The bull case isn’t dead, however. ServiceNow raised its Now Assist AI ACV target to $1.5B, and FY26 subscription revenue guidance still calls for 21% growth on a non-GAAP operating margin near 32%. The market simply isn’t paying for growth without monetization proof points.
The Common Thread and What to Watch
Adobe, Salesforce, and ServiceNow are all caught in the same gravitational pull. The AI era is forcing investors to demand proof of AI revenue rather than reward AI adoption, and that recalibration has compressed software multiples across the board.
The contagion isn’t isolated to these three names, but they are representative of a sentiment shift. The whole enterprise software complex is being repriced for an AI-first world.
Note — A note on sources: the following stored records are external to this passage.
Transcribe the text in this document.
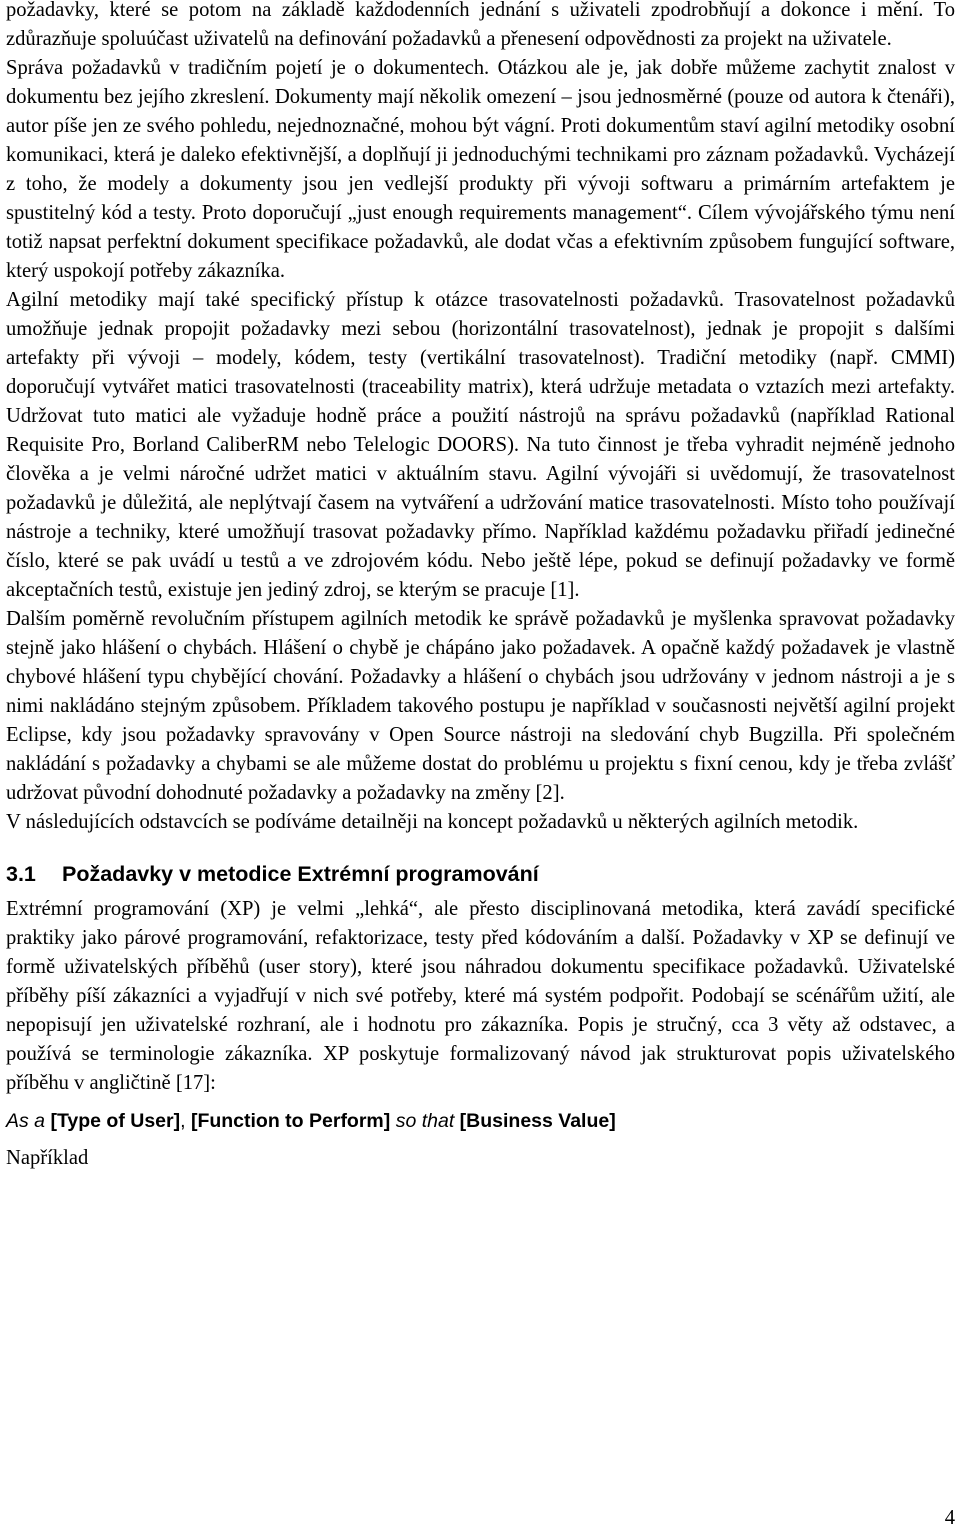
požadavky, které se potom na základě každodenních jednání s uživateli zpodrobňují a dokonce i mění. To zdůrazňuje spoluúčast uživatelů na definování požadavků a přenesení odpovědnosti za projekt na uživatele.

Správa požadavků v tradičním pojetí je o dokumentech. Otázkou ale je, jak dobře můžeme zachytit znalost v dokumentu bez jejího zkreslení. Dokumenty mají několik omezení – jsou jednosměrné (pouze od autora k čtenáři), autor píše jen ze svého pohledu, nejednoznačné, mohou být vágní. Proti dokumentům staví agilní metodiky osobní komunikaci, která je daleko efektivnější, a doplňují ji jednoduchými technikami pro záznam požadavků. Vycházejí z toho, že modely a dokumenty jsou jen vedlejší produkty při vývoji softwaru a primárním artefaktem je spustitelný kód a testy. Proto doporučují „just enough requirements management“. Cílem vývojářského týmu není totiž napsat perfektní dokument specifikace požadavků, ale dodat včas a efektivním způsobem fungující software, který uspokojí potřeby zákazníka.

Agilní metodiky mají také specifický přístup k otázce trasovatelnosti požadavků. Trasovatelnost požadavků umožňuje jednak propojit požadavky mezi sebou (horizontální trasovatelnost), jednak je propojit s dalšími artefakty při vývoji – modely, kódem, testy (vertikální trasovatelnost). Tradiční metodiky (např. CMMI) doporučují vytvářet matici trasovatelnosti (traceability matrix), která udržuje metadata o vztazích mezi artefakty. Udržovat tuto matici ale vyžaduje hodně práce a použití nástrojů na správu požadavků (například Rational Requisite Pro, Borland CaliberRM nebo Telelogic DOORS). Na tuto činnost je třeba vyhradit nejméně jednoho člověka a je velmi náročné udržet matici v aktuálním stavu. Agilní vývojáři si uvědomují, že trasovatelnost požadavků je důležitá, ale neplýtvají časem na vytváření a udržování matice trasovatelnosti. Místo toho používají nástroje a techniky, které umožňují trasovat požadavky přímo. Například každému požadavku přiřadí jedinečné číslo, které se pak uvádí u testů a ve zdrojovém kódu. Nebo ještě lépe, pokud se definují požadavky ve formě akceptačních testů, existuje jen jediný zdroj, se kterým se pracuje [1].

Dalším poměrně revolučním přístupem agilních metodik ke správě požadavků je myšlenka spravovat požadavky stejně jako hlášení o chybách. Hlášení o chybě je chápáno jako požadavek. A opačně každý požadavek je vlastně chybové hlášení typu chybějící chování. Požadavky a hlášení o chybách jsou udržovány v jednom nástroji a je s nimi nakládáno stejným způsobem. Příkladem takového postupu je například v současnosti největší agilní projekt Eclipse, kdy jsou požadavky spravovány v Open Source nástroji na sledování chyb Bugzilla. Při společném nakládání s požadavky a chybami se ale můžeme dostat do problému u projektu s fixní cenou, kdy je třeba zvlášť udržovat původní dohodnuté požadavky a požadavky na změny [2].

V následujících odstavcích se podíváme detailněji na koncept požadavků u některých agilních metodik.

3.1 Požadavky v metodice Extrémní programování

Extrémní programování (XP) je velmi „lehká“, ale přesto disciplinovaná metodika, která zavádí specifické praktiky jako párové programování, refaktorizace, testy před kódováním a další. Požadavky v XP se definují ve formě uživatelských příběhů (user story), které jsou náhradou dokumentu specifikace požadavků. Uživatelské příběhy píší zákazníci a vyjadřují v nich své potřeby, které má systém podpořit. Podobají se scénářům užití, ale nepopisují jen uživatelské rozhraní, ale i hodnotu pro zákazníka. Popis je stručný, cca 3 věty až odstavec, a používá se terminologie zákazníka. XP poskytuje formalizovaný návod jak strukturovat popis uživatelského příběhu v angličtině [17]:

As a [Type of User], [Function to Perform] so that [Business Value]

Například

4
For broader context, this recent piece on software multiple compression walks through the structural shift.
The next catalyst on the calendar is ServiceNow’s May 4 analyst day, when Bill McDermott will need to defend the durability of the 20%-plus growth narrative. Adobe’s next earnings print and Salesforce’s Agentforce traction updates will then set the tone for the rest of the sector.
The prudent investors’ takeaway: ServiceNow is the worst performer in 2026 so far, but Adobe and Salesforce aren’t too far behind. Position sizing should reflect that all three remain in a sector still hunting for its bottom, with sentiment likely to swing on the next monetization data point rather than the next product announcement.